The dog seems to be popular among the general student population and even has its picture on the "staff" wall at Takhini Elementary.

Luna is 'co-teacher'

Luna is Evans' four-year-old Labradoodle.

She has been a presence in the school since she was a pup.

"She's a working dog. She's got a true job. It's not just having her in the building," Evans said. "She's my teaching partner and working partner."

Sometimes Grade 1 and 2 students will read stories to the dog, as it will listen without judgment if they stumble or stutter.

Students also pet the dog and accompany Evans on nature walks.

Evans said some students are afraid of dogs but positive contact can help overcome that fear.

Vice-principal and counsellor Lisa Evans says the dog offers a calming presence and physical contact.
Vice-principal and counsellor Lisa Evans says the dog offers a calming presence and physical contact.(Philippe Morin/CBC)

"Dogs give unconditional love. They don't require anything from the student. Being able to have a positive relationship with the dog is a really great thing and it can be the foundation for growing to having relationships and trusting other people," she said.

Murithi Marangu is one student in Grade 5 who pets the dog whenever it walks by.

"I like Luna, she's very kind, and it helps a lot of people when they're stressed out and need to calm down," he said.

'She's a working dog,' said Evans of her dog Luna. 'She's my teaching partner and working partner.'
'She's a working dog,' said Evans of her dog Luna. 'She's my teaching partner and working partner.'(Philippe Morin/CBC)

Sensory room, no bells in school

As part of its "trauma-informed" approach, the school does not use chimes or bells to accommodate students who are sensitive to noise.

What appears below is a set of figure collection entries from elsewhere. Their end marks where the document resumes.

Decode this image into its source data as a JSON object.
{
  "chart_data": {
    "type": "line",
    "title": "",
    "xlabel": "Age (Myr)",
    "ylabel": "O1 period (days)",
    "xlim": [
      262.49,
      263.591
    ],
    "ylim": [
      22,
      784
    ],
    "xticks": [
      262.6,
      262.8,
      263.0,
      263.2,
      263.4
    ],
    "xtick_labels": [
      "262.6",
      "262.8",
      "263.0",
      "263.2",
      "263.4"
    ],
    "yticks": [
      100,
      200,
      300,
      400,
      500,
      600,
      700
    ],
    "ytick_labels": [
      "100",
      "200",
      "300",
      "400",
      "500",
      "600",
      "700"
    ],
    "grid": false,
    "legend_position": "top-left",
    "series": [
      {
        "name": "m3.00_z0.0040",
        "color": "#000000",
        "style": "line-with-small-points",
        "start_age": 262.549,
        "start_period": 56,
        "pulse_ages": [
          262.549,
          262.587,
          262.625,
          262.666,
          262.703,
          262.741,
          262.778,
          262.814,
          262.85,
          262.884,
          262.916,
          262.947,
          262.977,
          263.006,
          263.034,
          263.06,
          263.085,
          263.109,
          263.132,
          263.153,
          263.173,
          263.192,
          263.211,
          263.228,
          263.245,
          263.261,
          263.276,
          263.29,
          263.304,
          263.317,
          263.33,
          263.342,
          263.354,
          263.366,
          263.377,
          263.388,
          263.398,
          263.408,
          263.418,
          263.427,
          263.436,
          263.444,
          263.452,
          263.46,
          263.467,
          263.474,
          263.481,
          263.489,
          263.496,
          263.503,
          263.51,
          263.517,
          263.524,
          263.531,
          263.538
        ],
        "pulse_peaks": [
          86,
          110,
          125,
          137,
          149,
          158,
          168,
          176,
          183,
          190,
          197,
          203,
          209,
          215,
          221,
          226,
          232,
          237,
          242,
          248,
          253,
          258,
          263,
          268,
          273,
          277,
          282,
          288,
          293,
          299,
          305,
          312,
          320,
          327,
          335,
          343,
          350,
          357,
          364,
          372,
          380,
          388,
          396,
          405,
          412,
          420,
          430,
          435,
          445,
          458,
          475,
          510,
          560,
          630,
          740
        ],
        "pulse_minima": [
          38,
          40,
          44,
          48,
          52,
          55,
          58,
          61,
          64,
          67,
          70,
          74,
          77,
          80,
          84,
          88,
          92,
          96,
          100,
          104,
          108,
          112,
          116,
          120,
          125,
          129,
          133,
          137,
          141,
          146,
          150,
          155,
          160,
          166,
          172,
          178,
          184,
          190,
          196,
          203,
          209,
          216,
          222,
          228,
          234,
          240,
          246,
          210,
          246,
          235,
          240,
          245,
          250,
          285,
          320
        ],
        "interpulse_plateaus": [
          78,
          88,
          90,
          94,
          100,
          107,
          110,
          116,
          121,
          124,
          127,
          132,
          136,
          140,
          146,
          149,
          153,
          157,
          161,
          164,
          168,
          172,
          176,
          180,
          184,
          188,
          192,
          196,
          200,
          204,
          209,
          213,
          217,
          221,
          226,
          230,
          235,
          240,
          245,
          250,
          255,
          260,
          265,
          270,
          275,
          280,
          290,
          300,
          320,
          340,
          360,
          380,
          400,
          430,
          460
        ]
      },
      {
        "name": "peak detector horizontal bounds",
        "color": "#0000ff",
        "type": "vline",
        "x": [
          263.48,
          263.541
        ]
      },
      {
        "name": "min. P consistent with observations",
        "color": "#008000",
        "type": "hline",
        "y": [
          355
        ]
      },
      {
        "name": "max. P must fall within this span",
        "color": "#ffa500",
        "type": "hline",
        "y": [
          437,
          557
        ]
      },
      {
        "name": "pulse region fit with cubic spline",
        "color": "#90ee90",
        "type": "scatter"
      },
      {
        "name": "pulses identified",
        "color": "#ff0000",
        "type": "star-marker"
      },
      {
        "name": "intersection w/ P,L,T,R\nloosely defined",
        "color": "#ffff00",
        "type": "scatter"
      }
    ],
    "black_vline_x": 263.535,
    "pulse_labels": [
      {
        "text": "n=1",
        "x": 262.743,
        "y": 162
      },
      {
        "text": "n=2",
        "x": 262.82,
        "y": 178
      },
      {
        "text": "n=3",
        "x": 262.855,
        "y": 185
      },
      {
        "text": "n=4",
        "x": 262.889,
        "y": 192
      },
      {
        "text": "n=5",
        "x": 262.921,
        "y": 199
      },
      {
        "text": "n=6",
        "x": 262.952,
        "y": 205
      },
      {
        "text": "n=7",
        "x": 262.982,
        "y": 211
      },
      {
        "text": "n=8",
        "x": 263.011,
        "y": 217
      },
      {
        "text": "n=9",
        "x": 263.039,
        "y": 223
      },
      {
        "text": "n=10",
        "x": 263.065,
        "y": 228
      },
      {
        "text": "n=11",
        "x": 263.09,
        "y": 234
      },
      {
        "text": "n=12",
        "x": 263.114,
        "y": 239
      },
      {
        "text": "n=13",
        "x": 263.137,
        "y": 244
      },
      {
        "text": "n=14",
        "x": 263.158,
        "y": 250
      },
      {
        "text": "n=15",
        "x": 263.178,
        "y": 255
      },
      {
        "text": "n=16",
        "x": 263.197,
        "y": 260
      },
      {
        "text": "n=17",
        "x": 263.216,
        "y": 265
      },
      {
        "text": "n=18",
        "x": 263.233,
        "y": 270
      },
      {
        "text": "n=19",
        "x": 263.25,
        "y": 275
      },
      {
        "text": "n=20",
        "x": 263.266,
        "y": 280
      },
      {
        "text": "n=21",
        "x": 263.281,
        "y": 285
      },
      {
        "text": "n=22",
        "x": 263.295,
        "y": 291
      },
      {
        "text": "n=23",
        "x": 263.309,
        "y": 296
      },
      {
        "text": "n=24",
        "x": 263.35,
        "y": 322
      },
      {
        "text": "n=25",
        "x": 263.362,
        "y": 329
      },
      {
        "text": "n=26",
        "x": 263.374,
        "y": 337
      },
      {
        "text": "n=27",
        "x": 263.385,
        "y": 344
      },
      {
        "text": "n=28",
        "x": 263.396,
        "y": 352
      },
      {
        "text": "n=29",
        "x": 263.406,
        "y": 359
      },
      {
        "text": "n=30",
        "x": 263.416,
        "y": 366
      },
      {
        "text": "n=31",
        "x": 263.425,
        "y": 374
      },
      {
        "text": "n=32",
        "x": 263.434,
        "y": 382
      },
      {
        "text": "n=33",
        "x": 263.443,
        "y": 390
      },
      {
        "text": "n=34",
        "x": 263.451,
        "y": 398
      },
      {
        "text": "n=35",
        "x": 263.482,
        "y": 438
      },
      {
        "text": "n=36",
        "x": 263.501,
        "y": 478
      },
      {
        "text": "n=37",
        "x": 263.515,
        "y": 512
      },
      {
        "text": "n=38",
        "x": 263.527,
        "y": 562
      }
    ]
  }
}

Another recent change is a "sensory room" which has a swing, rocking chairs, a yoga ball to provide a quiet space for students as needed.

Other Yukon schools have had dogs before.

Former F.H. Collins Secondary School principal Bruce Thomson had a shaggy dog called Jango which he brought to the high school for years.

"Kids just kind of fell in love with him. Kids would come to him for therapy, if they were crying, or upset, or if they had an exam, they would sit in the middle of the hallway and pet him, and he would give love back to them equally," he said of the dog upon retiring in 2019.

That dog was popular, but was not formally a therapy dog.

Evans is a certified animal-assisted play therapist with a degree from the International Association of Animal Assisted Therapy, a school in Pennsylvania.

The vice-principal's office is filled with different sensory toys to make children feel more at ease.
The vice-principal's office is filled with different sensory toys to make children feel more at ease.(Philippe Morin/CBC)

She says her work is also informed by being a registered psychologist and play therapist.

Risë VanFleet runs the school in Boiling Springs, Pennsylvania, where Evans studied.

She said most educators she has trained have been working with dogs, but some have chosen horses, goats, rabbits, cows and pigs.

"One area would be developing empathy, basic empathy for others," VanFleet said. "If you have had bad experiences, you might not have the experience of having someone care about you. Just having the animal there, having someone want to be with you, can be very valuable."

Murithi Marangu (in orange coat) is one student in Grade 5 who pets the dog whenever it walks by. 'I like Luna, she's very kind, and it helps a lot of people when they're stressed out and need to calm down,' he said.
Murithi Marangu (in orange coat) is one student in Grade 5 who pets the dog whenever it walks by. 'I like Luna, she's very kind, and it helps a lot of people when they're stressed out and need to calm down,' he said. (Philippe Morin/CBC)

Yukon Education supports therapy dogs, but no funding allocated

CBC asked Yukon Education how therapy dogs fit into the territory's education policy.

Yukon Education spokesperson Erin MacDonald responded by email.

The note says individual schools are free to pursue the use of therapy dogs if they wish so long as they have a risk management plan.

No Yukon government funds are allocated to therapy dogs or related training.